El mundo animal se parece al mundo del recién nacido en una clave esencial: ambos están escritos en el idioma del cuerpo. No se basan en definiciones, sino en señales; no en relatos, sino en ritmos; no en conceptos, sino en calibración. La diferencia es que el recién nacido está en el umbral y el animal en la culminación: donde el bebé todavía abre su mapa sensorial y motor, el animal lo habita como una cartografía madura, afinada por millones de años.
Un animal no “comprende” el entorno explicándolo. Lo comprende respondiendo. Su inteligencia es un saber que no se pronuncia: olfato que interpreta, oído que anticipa, piel que decide, músculos que calculan. En ese mundo, conocer es acertar: moverse en el instante correcto, detectar lo invisible para otros, elegir sin deliberación verbal lo que preserva la vida.
El ser humano, en cambio, hace otra apuesta. Sacrifica parte de esa especialización temprana para ganar plasticidad y construir un segundo mundo: el simbólico. Donde el animal domina la realidad con percepción y acción, el humano intenta dominarla con palabras, modelos, normas, historias. Y a veces olvida que ese mundo superior solo se sostiene sobre el suelo sensorial y motor que lo precede.

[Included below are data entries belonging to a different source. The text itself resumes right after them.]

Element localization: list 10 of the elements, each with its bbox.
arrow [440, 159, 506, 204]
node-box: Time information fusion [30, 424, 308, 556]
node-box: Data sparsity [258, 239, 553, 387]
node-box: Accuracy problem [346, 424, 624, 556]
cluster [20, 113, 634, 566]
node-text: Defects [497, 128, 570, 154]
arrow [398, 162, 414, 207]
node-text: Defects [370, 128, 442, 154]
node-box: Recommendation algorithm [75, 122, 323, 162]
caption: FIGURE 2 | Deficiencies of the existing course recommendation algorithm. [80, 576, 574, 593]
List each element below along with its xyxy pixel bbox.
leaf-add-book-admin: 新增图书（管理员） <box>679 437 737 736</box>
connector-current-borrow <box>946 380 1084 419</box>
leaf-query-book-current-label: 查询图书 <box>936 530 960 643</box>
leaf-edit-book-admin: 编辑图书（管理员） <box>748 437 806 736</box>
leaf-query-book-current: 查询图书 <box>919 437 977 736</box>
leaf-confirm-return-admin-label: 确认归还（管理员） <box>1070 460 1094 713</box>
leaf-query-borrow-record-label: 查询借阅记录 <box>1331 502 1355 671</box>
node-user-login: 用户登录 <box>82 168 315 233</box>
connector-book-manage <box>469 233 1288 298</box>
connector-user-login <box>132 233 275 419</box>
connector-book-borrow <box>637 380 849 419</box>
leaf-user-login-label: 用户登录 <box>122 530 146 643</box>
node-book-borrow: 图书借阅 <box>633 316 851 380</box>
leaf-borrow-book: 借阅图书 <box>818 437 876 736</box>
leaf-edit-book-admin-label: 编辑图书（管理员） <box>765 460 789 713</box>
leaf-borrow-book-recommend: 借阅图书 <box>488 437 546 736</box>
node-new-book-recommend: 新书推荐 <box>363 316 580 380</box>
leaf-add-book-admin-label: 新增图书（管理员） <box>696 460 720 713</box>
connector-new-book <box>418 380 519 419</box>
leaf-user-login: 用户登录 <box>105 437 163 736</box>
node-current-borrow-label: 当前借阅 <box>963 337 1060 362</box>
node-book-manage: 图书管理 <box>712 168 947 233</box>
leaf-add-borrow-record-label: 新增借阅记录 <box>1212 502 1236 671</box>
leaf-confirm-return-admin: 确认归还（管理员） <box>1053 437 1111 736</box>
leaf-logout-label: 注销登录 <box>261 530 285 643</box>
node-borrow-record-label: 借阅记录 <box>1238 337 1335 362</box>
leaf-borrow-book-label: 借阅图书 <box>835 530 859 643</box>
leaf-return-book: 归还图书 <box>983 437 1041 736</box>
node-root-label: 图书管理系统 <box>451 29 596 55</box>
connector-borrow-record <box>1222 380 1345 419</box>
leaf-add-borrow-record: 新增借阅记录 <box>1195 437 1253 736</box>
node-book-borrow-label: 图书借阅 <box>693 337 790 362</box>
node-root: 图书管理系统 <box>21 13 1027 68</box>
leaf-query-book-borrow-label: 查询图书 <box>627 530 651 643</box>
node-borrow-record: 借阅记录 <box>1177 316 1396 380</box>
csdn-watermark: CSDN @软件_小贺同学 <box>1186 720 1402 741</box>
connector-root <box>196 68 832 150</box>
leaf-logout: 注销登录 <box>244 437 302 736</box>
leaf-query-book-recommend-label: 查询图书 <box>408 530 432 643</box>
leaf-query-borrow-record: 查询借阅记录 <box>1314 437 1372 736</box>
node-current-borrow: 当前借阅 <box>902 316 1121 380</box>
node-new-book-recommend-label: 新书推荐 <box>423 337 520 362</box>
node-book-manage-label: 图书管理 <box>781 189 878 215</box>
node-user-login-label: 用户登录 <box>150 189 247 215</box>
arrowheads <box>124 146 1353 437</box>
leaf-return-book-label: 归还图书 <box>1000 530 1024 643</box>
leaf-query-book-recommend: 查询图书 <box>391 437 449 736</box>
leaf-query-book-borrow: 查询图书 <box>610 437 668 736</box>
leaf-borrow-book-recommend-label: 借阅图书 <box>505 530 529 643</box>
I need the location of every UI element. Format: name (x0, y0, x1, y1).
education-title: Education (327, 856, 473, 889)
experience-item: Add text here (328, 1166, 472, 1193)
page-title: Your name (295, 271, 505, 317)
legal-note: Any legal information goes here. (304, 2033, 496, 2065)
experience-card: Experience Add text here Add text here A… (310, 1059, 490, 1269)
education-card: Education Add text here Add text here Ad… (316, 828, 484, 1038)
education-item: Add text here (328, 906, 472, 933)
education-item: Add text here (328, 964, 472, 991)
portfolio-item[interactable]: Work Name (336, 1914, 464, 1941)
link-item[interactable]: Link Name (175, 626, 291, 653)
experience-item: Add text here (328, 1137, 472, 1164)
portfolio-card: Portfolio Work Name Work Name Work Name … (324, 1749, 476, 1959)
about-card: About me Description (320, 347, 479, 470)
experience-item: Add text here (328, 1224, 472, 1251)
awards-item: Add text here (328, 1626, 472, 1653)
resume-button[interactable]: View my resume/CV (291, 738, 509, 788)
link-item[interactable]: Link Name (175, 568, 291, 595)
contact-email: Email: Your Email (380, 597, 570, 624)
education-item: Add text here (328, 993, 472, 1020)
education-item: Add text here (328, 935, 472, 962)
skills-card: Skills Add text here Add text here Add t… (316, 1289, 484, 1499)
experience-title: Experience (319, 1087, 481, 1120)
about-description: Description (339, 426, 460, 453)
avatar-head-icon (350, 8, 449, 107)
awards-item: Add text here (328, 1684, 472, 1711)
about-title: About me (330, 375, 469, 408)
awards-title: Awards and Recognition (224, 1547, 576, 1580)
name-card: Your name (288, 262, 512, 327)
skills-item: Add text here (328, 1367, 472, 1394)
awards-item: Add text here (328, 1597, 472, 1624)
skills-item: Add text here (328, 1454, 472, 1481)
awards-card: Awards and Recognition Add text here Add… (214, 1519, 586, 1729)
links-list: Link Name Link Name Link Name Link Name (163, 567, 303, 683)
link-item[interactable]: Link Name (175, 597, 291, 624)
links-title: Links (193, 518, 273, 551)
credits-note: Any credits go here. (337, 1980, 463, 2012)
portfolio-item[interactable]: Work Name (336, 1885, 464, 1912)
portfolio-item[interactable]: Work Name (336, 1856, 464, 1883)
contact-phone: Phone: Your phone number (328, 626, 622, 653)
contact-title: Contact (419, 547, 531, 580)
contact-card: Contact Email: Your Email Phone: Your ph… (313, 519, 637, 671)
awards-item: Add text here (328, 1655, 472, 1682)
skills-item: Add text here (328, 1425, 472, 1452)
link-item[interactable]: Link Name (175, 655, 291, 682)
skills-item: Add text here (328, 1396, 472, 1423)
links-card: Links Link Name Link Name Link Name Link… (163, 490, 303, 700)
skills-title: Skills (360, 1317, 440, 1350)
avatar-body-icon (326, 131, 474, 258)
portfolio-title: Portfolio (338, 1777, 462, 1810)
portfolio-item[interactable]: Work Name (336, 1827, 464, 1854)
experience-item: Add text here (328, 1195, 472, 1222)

Aquí aparece una paradoja silenciosa. Cuando el símbolo se degrada —cuando el lenguaje se vuelve ruido, cuando la reflexión se vuelve consigna, cuando el pensamiento se vuelve repetición— no regresamos a la precisión animal. Tampoco recuperamos el cuerpo como brújula. Caemos en una zona intermedia: menos instinto que el animal y menos sentido que el humano pleno. Un lugar donde se vive, pero se interpreta mal. Donde se reacciona mucho y se comprende poco.
Tal vez por eso conviene recordar lo más incómodo: el pensamiento no flota. La conciencia no nace en el aire. La abstracción no es una conquista sin cimientos. Todo lo que creemos saber se apoya, en última instancia, en una arquitectura anterior: sentidos que detectan, músculos que aprenden, un cuerpo que negocia con el mundo antes de que el mundo tenga nombre.